Generally, the paper is good work and interesting to the MICCAI community. I have no significant concerns.
- Please rate the clarity and organization of this paper
Very Good
- Please comment on the reproducibility of the paper. Please be aware that providing code and data is a plus, but not a requirement for acceptance.
The submission has provided an anonymized link to the source code, dataset, or any other dependencies.
- Do you have any additional comments regarding the paper’s reproducibility?
N/A
- Please provide detailed and constructive comments for the authors. Please also refer to our Reviewer’s guide on what makes a good review. Pay specific attention to the different assessment criteria for the different paper categories (MIC, CAI, Clinical Translation of Methodology, Health Equity): https://conferences.miccai.org/2024/en/REVIEWER-GUIDELINES.html
Some extensions might be important for the paper include (a) pre-training diffusion with multi-modal data that can helps model better adapted under domain adaptation settings; (b) leveraging current foundation models trained on medical image potentially improve further performance with less effort, for e.g. using [1,2].
[1] MH Nguyen, Duy, et al. “Lvm-med: Learning large-scale self-supervised vision models for medical imaging via second-order graph matching.” NeurIPS 2023. [2] Zhou, Yukun, et al. “A foundation model for generalizable disease detection from retinal images.” Nature 2023.
- Rate the paper on a scale of 1-6, 6 being the strongest (6-4: accept; 3-1: reject). Please use the entire range of the distribution. Spreading the score helps create a distribution for decision-making
Accept — should be accepted, independent of rebuttal (5)
- Please justify your recommendation. What were the major factors that led you to your overall score for this paper?
My decisions are based on several strengths mentioned in Sec. 5
- Reviewer confidence
Very confident (4)
- [Post rebuttal] After reading the author’s rebuttal, state your overall opinion of the paper if it has been changed
N/A
- [Post rebuttal] Please justify your decision
N/A
Author Feedback
Thank you for your constructive comments and recognition of our strengths, such as “DiffTCL can be promoted as a plugin” (R1), “sufficient ablation studies” (R3), and “the proposed method is novel” (R4).

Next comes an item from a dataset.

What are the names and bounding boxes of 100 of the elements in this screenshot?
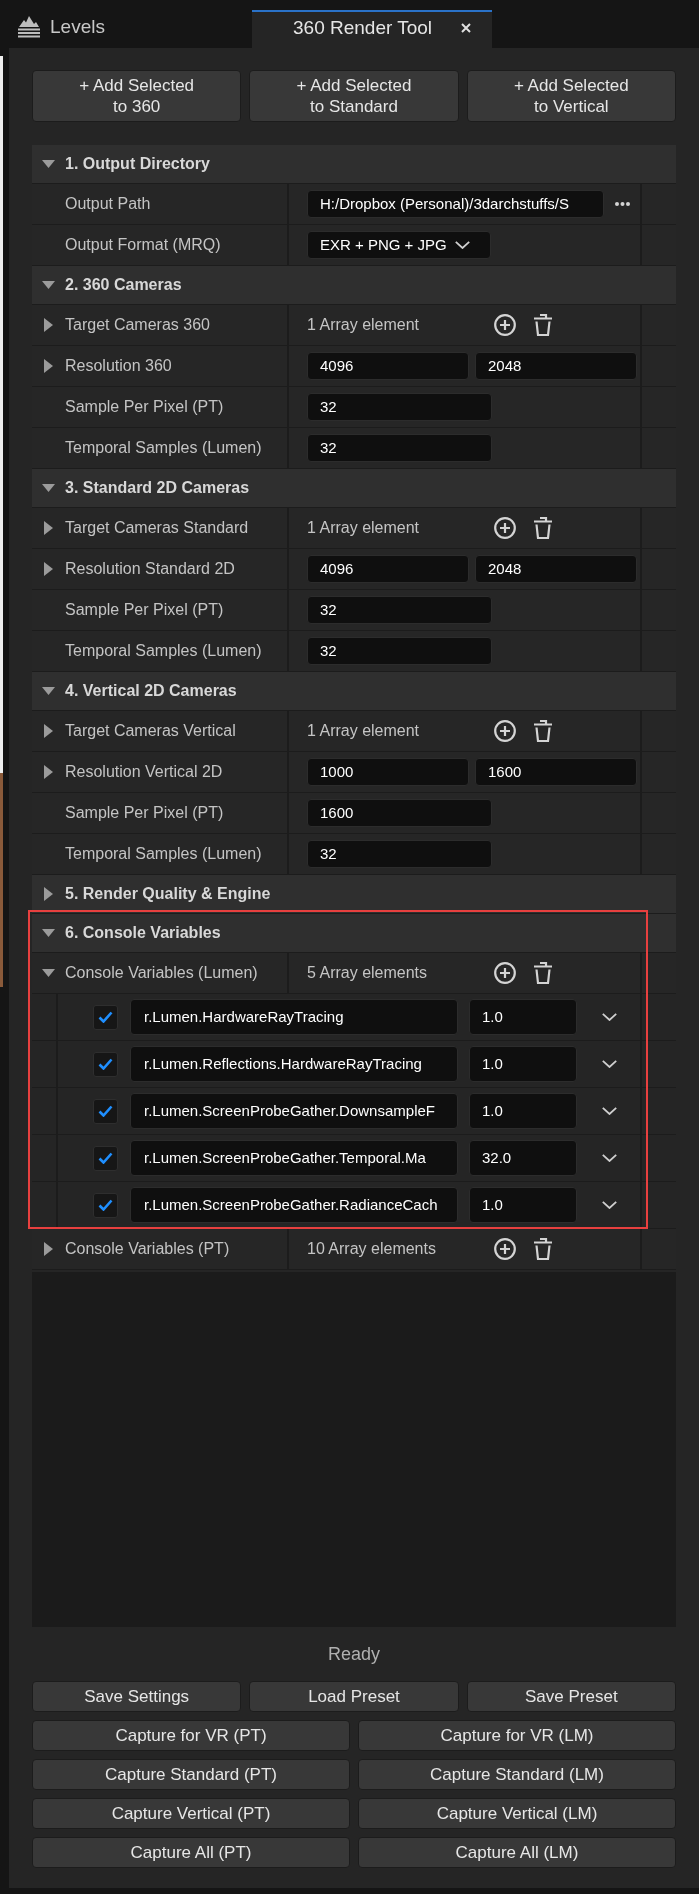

To Reviewer1: Our method is not limited to baseline methods and is effective on any backbone. We will compare more methods specifically designed for retinal image segmentation in future work. Additionally, we will enhance the readability of Fig. 1 and correct the citation format.
To Reviewer3: Thank you for your suggestion. We will clarify the technical contributions and motivations in the revised version. Additionally, we will rewrite the theoretical section on diffusion-enhanced pre-training to make it easier to understand. Finally, we will correct the OCT layer region names in Table 2 and Fig. 3.
To Reviewer4: We will explore extensions such as pre-training diffusion with multi-modal data and using foundation models trained on medical images as a base.
Thank you once again to the reviewers for taking the time to review our manuscript, recognizing its value, and providing suggestions that are highly instructive for our future research.
Meta-Review
Meta-review not available, early accepted paper.